Cross-posted from Historical Reminiscents, Krista’s public history focused blog.
Recently I visited Pukaskwa National Park, the only wilderness national Park in Ontario. The Park features a small campground and 1878 square km of wonderful Northern Ontario natural heritage.
I had a wonderful time camping, exploring, and learning about the landscape at Pukaskwa. We were there prior to the official start of their interpretation season (July and August) but still managed to take in some activities and many of their trails have great interpretive signage that can be used without a guide.
Anishinaabe Camp Construction
The first morning at Pukaskwa we joined in a walk to the Anishinaabe Camp that was currently under construction. We were the only ones to participate in the walk that morning but it was worth the half hour to talk with the people building an interpretive space based on traditional knowledge. Our guide was from Pic River First Nation and works as at the park as a cultural interpreter and programmer and the builders were a combination of local and visiting people with knowledge of traditional structures. As an added bonus our guide took us into the Visitor Centre despite it not being officially open for the season so we could take a look at some of their other programming spaces and some of the other birch bark items that were made at the Park. I loved that the park integrates traditional knowledge keepers into interpretive programming.
Pukaskwa has a number of short hikes that can all be completed in a hour or two from the campground. This was perfect for us given that we were traveling with a small child. The first hike we did was the “Beach Trail” which visits driftwood filled beaches in three different areas of shoreline – Horseshoe Bay, middle beach, and north beach. The views of Lake Superior and the huge amounts of driftwood were amazing to look at. This trail was a fairly easy hike though there were a few spots that could have used better signage and required some hunting to pick up the trail again. In addition to the natural beauty Horseshoe Bay also featured an easel which explored the Group of Seven’s paintings inspired by the landscape contained in Pukaskwa. I loved this integration of history, culture, and natural heritage.
Bimose Kinoomagewnan signage at start of trail.
The second trail we explored was the Bimose Kinoomagewnan trail or the “Walk of Teachings”. This trail may have been my favourite of the many hikes we did at Pukaskwa.
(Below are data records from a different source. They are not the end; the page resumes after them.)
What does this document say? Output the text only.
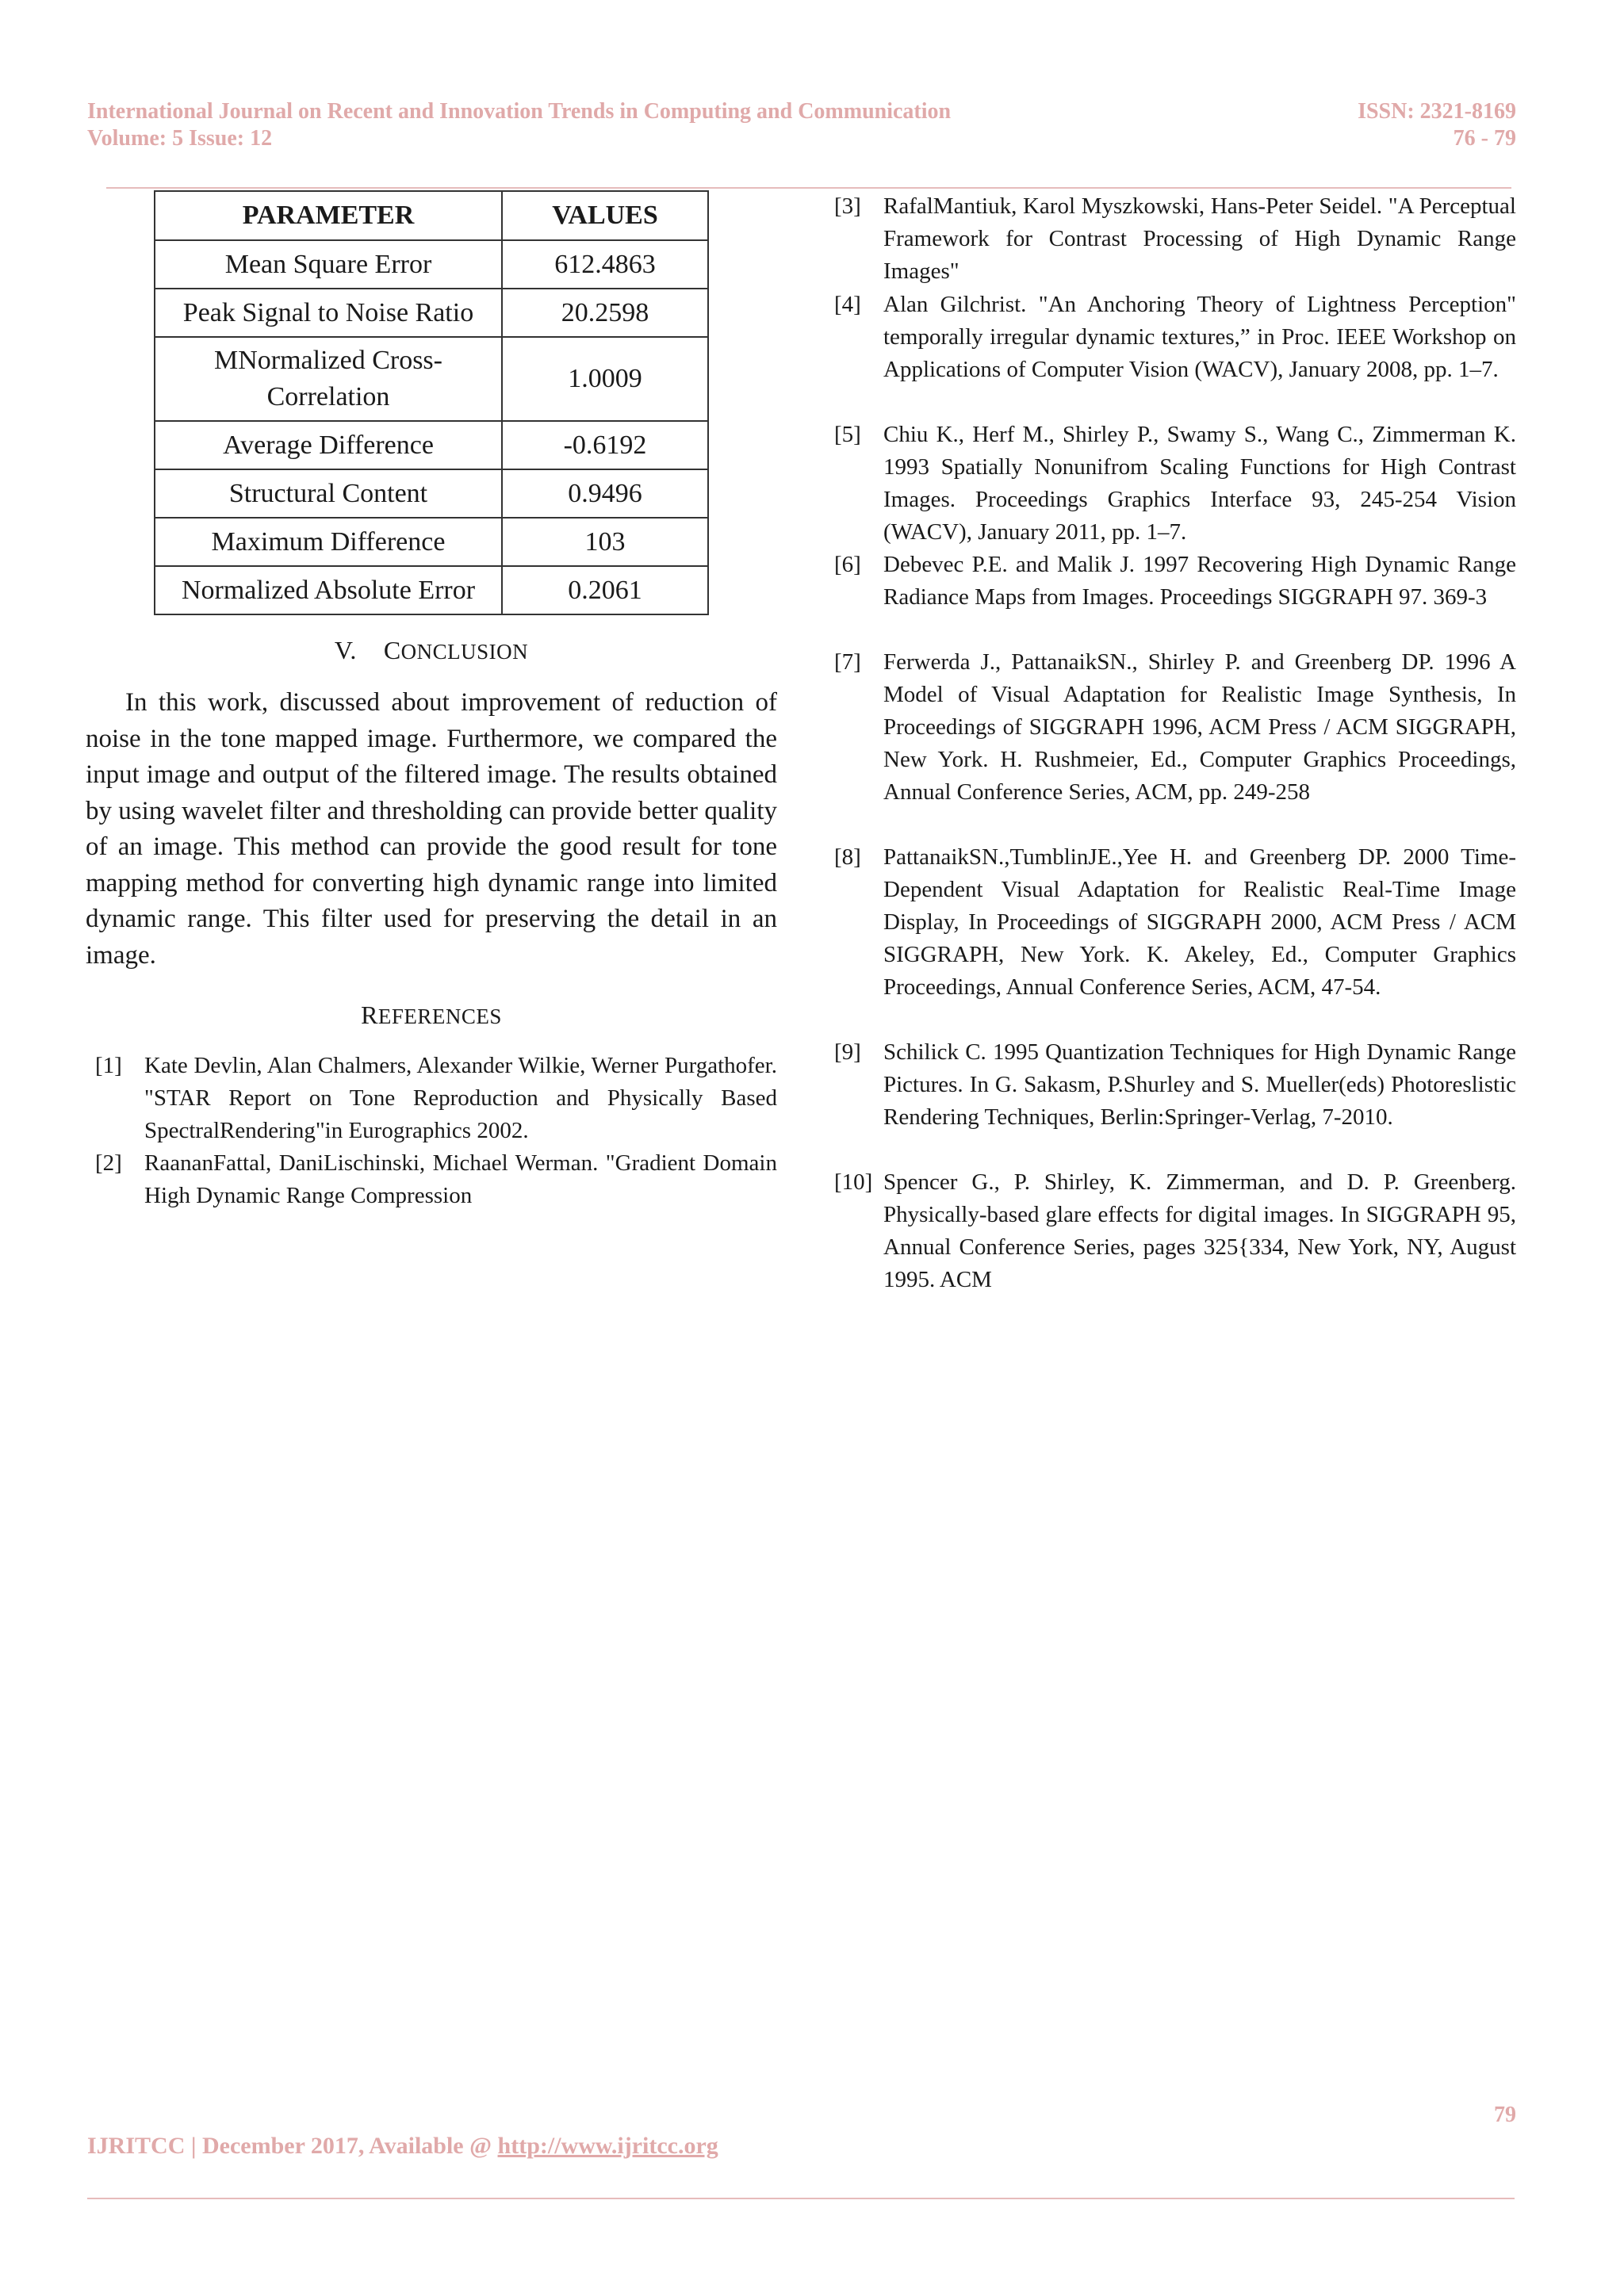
International Journal on Recent and Innovation Trends in Computing and Communication
Volume: 5 Issue: 12
ISSN: 2321-8169
76 - 79
PARAMETER	VALUES
Mean Square Error	612.4863
Peak Signal to Noise Ratio	20.2598
MNormalized Cross-
Correlation	1.0009
Average Difference	-0.6192
Structural Content	0.9496
Maximum Difference	103
Normalized Absolute Error	0.2061
V. CONCLUSION
In this work, discussed about improvement of reduction of noise in the tone mapped image. Furthermore, we compared the input image and output of the filtered image. The results obtained by using wavelet filter and thresholding can provide better quality of an image. This method can provide the good result for tone mapping method for converting high dynamic range into limited dynamic range. This filter used for preserving the detail in an image.
REFERENCES
[1] Kate Devlin, Alan Chalmers, Alexander Wilkie, Werner Purgathofer. "STAR Report on Tone Reproduction and Physically Based SpectralRendering"in Eurographics 2002.
[2] RaananFattal, DaniLischinski, Michael Werman. "Gradient Domain High Dynamic Range Compression
[3] RafalMantiuk, Karol Myszkowski, Hans-Peter Seidel. "A Perceptual Framework for Contrast Processing of High Dynamic Range Images"
[4] Alan Gilchrist. "An Anchoring Theory of Lightness Perception" temporally irregular dynamic textures,” in Proc. IEEE Workshop on Applications of Computer Vision (WACV), January 2008, pp. 1–7.
[5] Chiu K., Herf M., Shirley P., Swamy S., Wang C., Zimmerman K. 1993 Spatially Nonunifrom Scaling Functions for High Contrast Images. Proceedings Graphics Interface 93, 245-254 Vision (WACV), January 2011, pp. 1–7.
[6] Debevec P.E. and Malik J. 1997 Recovering High Dynamic Range Radiance Maps from Images. Proceedings SIGGRAPH 97. 369-3
[7] Ferwerda J., PattanaikSN., Shirley P. and Greenberg DP. 1996 A Model of Visual Adaptation for Realistic Image Synthesis, In Proceedings of SIGGRAPH 1996, ACM Press / ACM SIGGRAPH, New York. H. Rushmeier, Ed., Computer Graphics Proceedings, Annual Conference Series, ACM, pp. 249-258
[8] PattanaikSN.,TumblinJE.,Yee H. and Greenberg DP. 2000 Time-Dependent Visual Adaptation for Realistic Real-Time Image Display, In Proceedings of SIGGRAPH 2000, ACM Press / ACM SIGGRAPH, New York. K. Akeley, Ed., Computer Graphics Proceedings, Annual Conference Series, ACM, 47-54.
[9] Schilick C. 1995 Quantization Techniques for High Dynamic Range Pictures. In G. Sakasm, P.Shurley and S. Mueller(eds) Photoreslistic Rendering Techniques, Berlin:Springer-Verlag, 7-2010.
[10] Spencer G., P. Shirley, K. Zimmerman, and D. P. Greenberg. Physically-based glare effects for digital images. In SIGGRAPH 95, Annual Conference Series, pages 325{334, New York, NY, August 1995. ACM
79
IJRITCC | December 2017, Available @ http://www.ijritcc.org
It didn’t have Lake Superior views but the views around Halfway Lake and the interpretive signage focusing on the Seven Grandfather Teachings was extremely well done.
Wisdom teaching signage.
Each teaching had a sign placed at scenic points on the trail and the signage contained stories of Elders’ experiences in the park, their thoughts on the teachings, and their memories of the land. Each of these written experiences was paired with artwork by local youth. The signage was in three languages (English, French, Ojibway) and extremely well done and added to the trail significantly. On the natural heritage side of things I loved the variety of this trail which includes forested land, huge rock faces, hills, a beaver lodge, and fantastic views.
Southern Headland Trail
Red Chairs as part of the “Share the Chair” Parks Canada program.
This was probably the most popular trail we explored – at least judging by the number of people we saw exploring the views. On many of the other hikes we didn’t see anyone else. The Southern Headland trail has breath taking Lake Superior views and overlooks Hattie Cove, Pulpwood Harbour, and Horseshoe Bay.
This walk provides visitors with glimpses of the power of Superior and there is some signage talking about the impact the lake has on the landscape and flora/fauna in the region. This trail also featured the “red chair experience” a Parks Canada national initiative which places red Muskoka style chairs at places with breathtaking views and spots which highlight some of the best spots in national parks. I love the idea of making destination points within parks that are points of connection, shared experience, and social media opportunities.
Outlooking Lake Superior on Manito Miikana
Also known as “the Spirit Trail”, Manito Miikana is a predominately forested trail leading to two viewing platforms with panoramic views of Lake Superior. This was by far the most difficult trail we hiked, it has a lot of changing elevations, a ton of tree roots, uneven ground, and it was very wet the day we walked it. The views were similar to that of the Southern Headland Trail but overlooked different portions of the lake and also allowed for a look at the Pic River Dunes in the distance. It wasn’t a bad hike and we probably would have enjoyed it more if it hadn’t rained so much prior to our walk.
I really enjoyed Pukaskwa National Park, exploring the natural history and learning a bit more about the landscape of the North Shore. I was also pleasantly surprised by a lot of the interpretation programming and signage in the park. The interpretation I engaged with was really well done and the Park has made an effort to engage local Indigenous communities in programming and include traditional knowledge in their signage.